The sudden disruption that COVID-19 has brought on the working world has challenged businesses to shift and innovate at an unprecedented speed and scale. Those of us equipped to be working from home find ourselves in the middle of a worldwide experiment in WFH (work from home) culture, but when it comes to the question of returning to the workplace, expert opinions on the matter seem to agree on one thing: there is no “back to normal” – only the “new normal” in a post-pandemic world.
Very few businesses can operate remotely on a permanent basis, and so a return to the workplace for millions of employees is inevitable in the coming weeks and months.
Heightened awareness and caution around the spread of COVID-19 will also likely engender unfamiliar new practices.
“The lockdown has offered us a glimpse into how businesses will have to reprioritise” said Stephan Botha, CEO at Tsebo Protection Solutions. “ And while we can’t know how government’s phased plan to fully reopen the economy will play out, it is certain that businesses will be called on to play a part in containing the virus through a fundamental alteration of the way we approach the workplace.”
Management and security of vacant properties
The link between poverty and crime is well known in South Africa, and even disregarding the current crisis, burglaries and robberies at business premises have long been a very real threat. Sadly, the economic toll that the pandemic will have on our business landscape is likely to only increase unemployment and exacerbate the problem. Even under lockdown, a spate of business robberies and opportunistic break-ins has highlighted the need for enhanced security, particularly when premises are left vacant or nearly-vacant for long stretches of time.
Staggered shifts and remote working policies
Maintaining social distancing among colleagues, particularly those in high-density workplaces, will naturally fuel the continued rise of work-from-home technologies and flexible business policies.
However, many workers simply cannot function at home in the long term, so the compromises of staggered shifts and partial flexibility on a rotating schedule seem likely to become popular. This does, however, leave workplaces that plan to run with reduced staff numbers vulnerable to burglaries and robberies as they strive to protect themselves from COVID-19.
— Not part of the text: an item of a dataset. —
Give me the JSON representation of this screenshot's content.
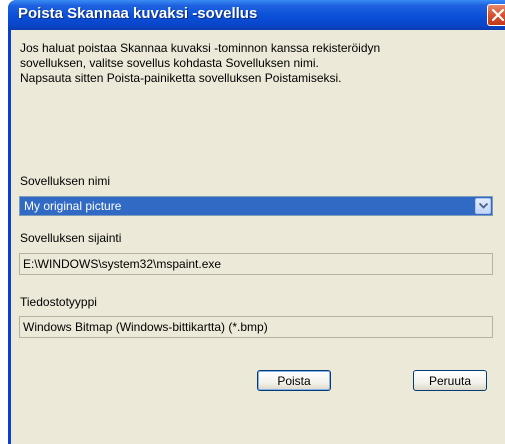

Enhanced hygiene and cleaning protocols
The pandemic has shown time and time again that good hygiene is the most effective weapon against COVID-19. Handshakes and closely placed desks at work may become a thing of the past, while wearing protective masks and washing our hands obsessively becomes standard procedure. But what about our door handles? Our fingerprint scanners? Our boardroom tables? Our telephones? Our hot-desks? Our new obsession with the microscopic world means that public areas and amenities become high-risk items.
When it comes to access control, in particular, fears over the spread of the virus can quickly turn into risky business practices, loosening standards in the name of hygiene.
“We know that the SARS-CoV-2 virus can live on surfaces for hours or even days, and unfortunately our workplaces have been designed over centuries to be accessed through communally touched items and surfaces” continued Botha. “This will have to change fast in the post-pandemic world, but luckily the technology is already there for us to do so safely and without added security risks”.
Hands-free access control that doesn’t compromise on security (for example, through facial recognition or remote verification systems) is set to become an accessible norm for businesses of all sizes. Aided by innovations in the “Internet of Things”, connected devices from all over a business’ premises and beyond will communicate seamlessly, forming innovative new ecosystems that are as secure as they are hygienic.
The need for widespread testing and screening at work
As knowledge of the ways in which the virus is spread improves, it is clear that testing and screening will become a top priority in order to isolate those who may be carrying the virus without realising they are ill. Access controls will need to be combined with daily temperature screening, whether by handheld no-contact thermometres or, less invasively, with automated thermal screening technologies.
As we strive to balance employee safety with business efficiency, the need for new approaches to security has never been higher. With South Africa’s already well-documented security risks only being exacerbated by the public healthcare requirements of the “new normal”, there has never been a better time to review a business’s systems and procedures and to make the changes necessary to prosper.